Here's the part nobody's saying out loud: the mission profile for Artemis II is essentially what Apollo 8 did in 1968. Fly to the Moon. Loop around it. Come home. Don't land. Apollo 8 went from crew assignment to launch in about four months. Artemis II's crew was just named and nobody can say exactly when they'll fly — the target is late 2024, but that date has the structural integrity of a suggestion.

This isn't a complaint. It's a measurement.

We are the same species that built Saturn V rockets with slide rules, strapped three men into a capsule sitting on 7.5 million pounds of thrust, and sent them to the Moon in the time it now takes to approve an environmental impact statement for a parking lot. The engineering hasn't gotten worse. The Orion spacecraft is vastly more capable than anything Apollo carried. The Space Launch System is, by every metric, a more sophisticated machine.

What changed is the relationship to risk. Or more precisely: the relationship to acceptable loss.

Apollo operated in what you might call presence-under-pressure.

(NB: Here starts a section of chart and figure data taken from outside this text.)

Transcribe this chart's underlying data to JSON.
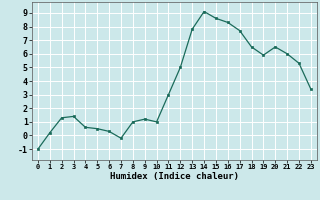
{
  "x": [
    0,
    1,
    2,
    3,
    4,
    5,
    6,
    7,
    8,
    9,
    10,
    11,
    12,
    13,
    14,
    15,
    16,
    17,
    18,
    19,
    20,
    21,
    22,
    23
  ],
  "y": [
    -1,
    0.2,
    1.3,
    1.4,
    0.6,
    0.5,
    0.3,
    -0.2,
    1.0,
    1.2,
    1.0,
    3.0,
    5.0,
    7.8,
    9.1,
    8.6,
    8.3,
    7.7,
    6.5,
    5.9,
    6.5,
    6.0,
    5.3,
    3.4
  ],
  "xlabel": "Humidex (Indice chaleur)",
  "line_color": "#1a6b5a",
  "bg_color": "#cce8ea",
  "grid_color": "#ffffff",
  "ylim": [
    -1.8,
    9.8
  ],
  "xlim": [
    -0.5,
    23.5
  ],
  "yticks": [
    -1,
    0,
    1,
    2,
    3,
    4,
    5,
    6,
    7,
    8,
    9
  ],
  "xticks": [
    0,
    1,
    2,
    3,
    4,
    5,
    6,
    7,
    8,
    9,
    10,
    11,
    12,
    13,
    14,
    15,
    16,
    17,
    18,
    19,
    20,
    21,
    22,
    23
  ]
}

The stakes were existential — Cold War, national prestige, literal survival — and the response was velocity. Move fast. Accept that things will break. Three astronauts died in the Apollo 1 fire and the program was flying again 21 months later. That cadence is unimaginable now — not because we're less brave, but because we've decided that bravery and thoroughness aren't the same thing.

Artemis operates in presence-under-process. The stakes are still real — human lives, billions of dollars, the credibility of deep-space ambition — but the response is review. Test. Review again. Build the system that checks the system that checks the other system. It's slower. It's also why Artemis I flew its uncrewed test flight last November and came home in one piece — though NASA is still studying why the heat shield shed more material than models predicted.

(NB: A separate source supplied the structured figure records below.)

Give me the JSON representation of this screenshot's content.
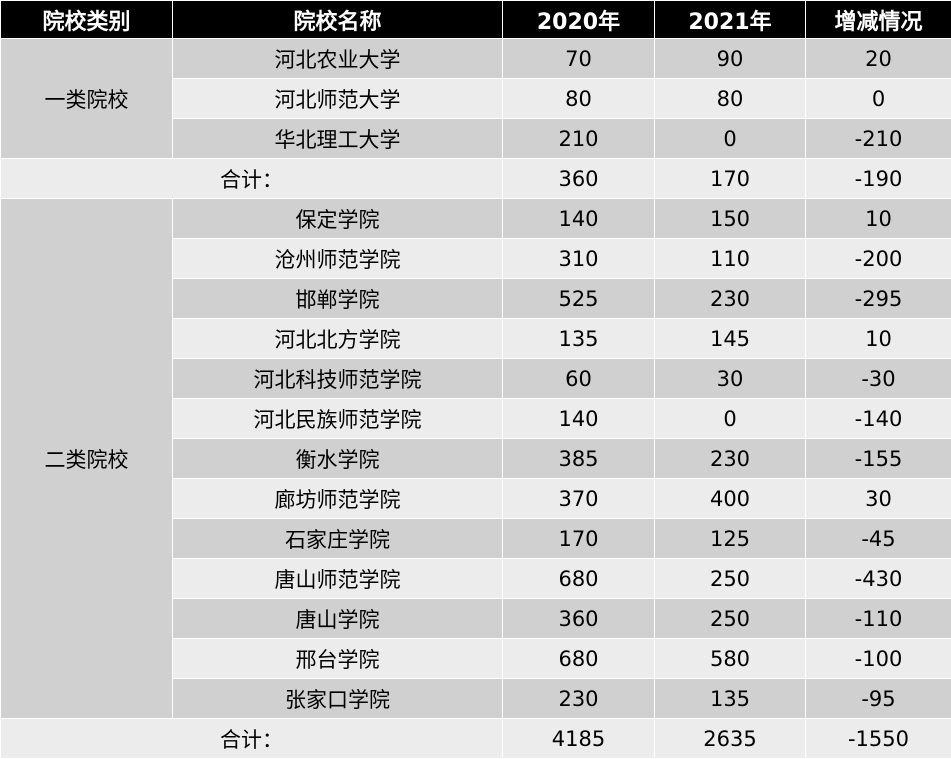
{
  "header": {
    "category": "院校类别",
    "name": "院校名称",
    "y2020": "2020年",
    "y2021": "2021年",
    "diff": "增减情况"
  },
  "groups": [
    {
      "category": "一类院校",
      "rows": [
        {
          "name": "河北农业大学",
          "y2020": "70",
          "y2021": "90",
          "diff": "20"
        },
        {
          "name": "河北师范大学",
          "y2020": "80",
          "y2021": "80",
          "diff": "0"
        },
        {
          "name": "华北理工大学",
          "y2020": "210",
          "y2021": "0",
          "diff": "-210"
        }
      ],
      "total": {
        "label": "合计：",
        "y2020": "360",
        "y2021": "170",
        "diff": "-190"
      }
    },
    {
      "category": "二类院校",
      "rows": [
        {
          "name": "保定学院",
          "y2020": "140",
          "y2021": "150",
          "diff": "10"
        },
        {
          "name": "沧州师范学院",
          "y2020": "310",
          "y2021": "110",
          "diff": "-200"
        },
        {
          "name": "邯郸学院",
          "y2020": "525",
          "y2021": "230",
          "diff": "-295"
        },
        {
          "name": "河北北方学院",
          "y2020": "135",
          "y2021": "145",
          "diff": "10"
        },
        {
          "name": "河北科技师范学院",
          "y2020": "60",
          "y2021": "30",
          "diff": "-30"
        },
        {
          "name": "河北民族师范学院",
          "y2020": "140",
          "y2021": "0",
          "diff": "-140"
        },
        {
          "name": "衡水学院",
          "y2020": "385",
          "y2021": "230",
          "diff": "-155"
        },
        {
          "name": "廊坊师范学院",
          "y2020": "370",
          "y2021": "400",
          "diff": "30"
        },
        {
          "name": "石家庄学院",
          "y2020": "170",
          "y2021": "125",
          "diff": "-45"
        },
        {
          "name": "唐山师范学院",
          "y2020": "680",
          "y2021": "250",
          "diff": "-430"
        },
        {
          "name": "唐山学院",
          "y2020": "360",
          "y2021": "250",
          "diff": "-110"
        },
        {
          "name": "邢台学院",
          "y2020": "680",
          "y2021": "580",
          "diff": "-100"
        },
        {
          "name": "张家口学院",
          "y2020": "230",
          "y2021": "135",
          "diff": "-95"
        }
      ],
      "total": {
        "label": "合计：",
        "y2020": "4185",
        "y2021": "2635",
        "diff": "-1550"
      }
    }
  ]
}
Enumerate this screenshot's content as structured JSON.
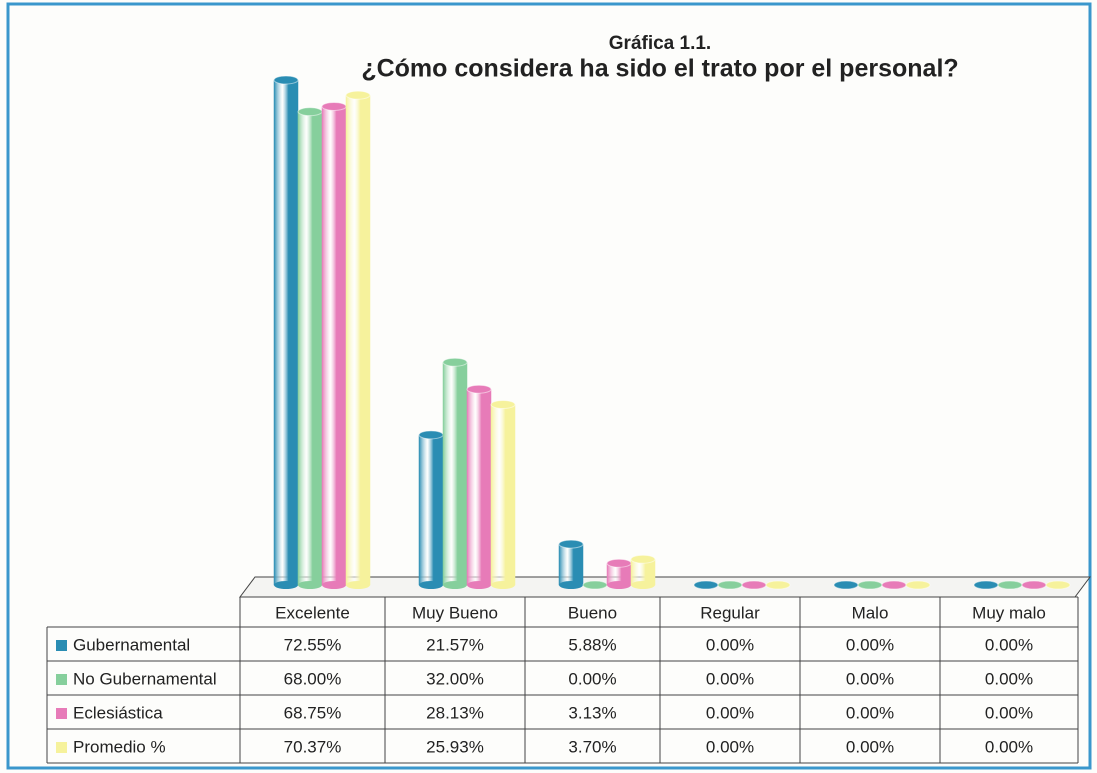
{
  "chart_data": {
    "type": "bar",
    "title": "Gráfica 1.1.",
    "subtitle": "¿Cómo considera ha sido el trato por el personal?",
    "categories": [
      "Excelente",
      "Muy Bueno",
      "Bueno",
      "Regular",
      "Malo",
      "Muy malo"
    ],
    "series": [
      {
        "name": "Gubernamental",
        "color": "#2a8db3",
        "values": [
          72.55,
          21.57,
          5.88,
          0,
          0,
          0
        ],
        "value_labels": [
          "72.55%",
          "21.57%",
          "5.88%",
          "0.00%",
          "0.00%",
          "0.00%"
        ]
      },
      {
        "name": "No Gubernamental",
        "color": "#86cf9c",
        "values": [
          68,
          32,
          0,
          0,
          0,
          0
        ],
        "value_labels": [
          "68.00%",
          "32.00%",
          "0.00%",
          "0.00%",
          "0.00%",
          "0.00%"
        ]
      },
      {
        "name": "Eclesiástica",
        "color": "#e77bb8",
        "values": [
          68.75,
          28.13,
          3.13,
          0,
          0,
          0
        ],
        "value_labels": [
          "68.75%",
          "28.13%",
          "3.13%",
          "0.00%",
          "0.00%",
          "0.00%"
        ]
      },
      {
        "name": "Promedio %",
        "color": "#f6f29c",
        "values": [
          70.37,
          25.93,
          3.7,
          0,
          0,
          0
        ],
        "value_labels": [
          "70.37%",
          "25.93%",
          "3.70%",
          "0.00%",
          "0.00%",
          "0.00%"
        ]
      }
    ]
  }
}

The void doesn't care which cadence you choose. The Moon is 238,900 miles away whether you take four months or four years to get there. The physics is identical. Only the humans change.

And today, four of them got named. One crew, carrying 51 years of institutional evolution on their shoulders. Four people who will sit atop the most powerful rocket ever flown, loop around a rock that has been 238,900 miles away for 4.5 billion years, and come home to a species that spent half a century forgetting how to get there and is now, slowly and thoroughly, remembering.

The Moon isn't going anywhere. Neither, apparently, are we.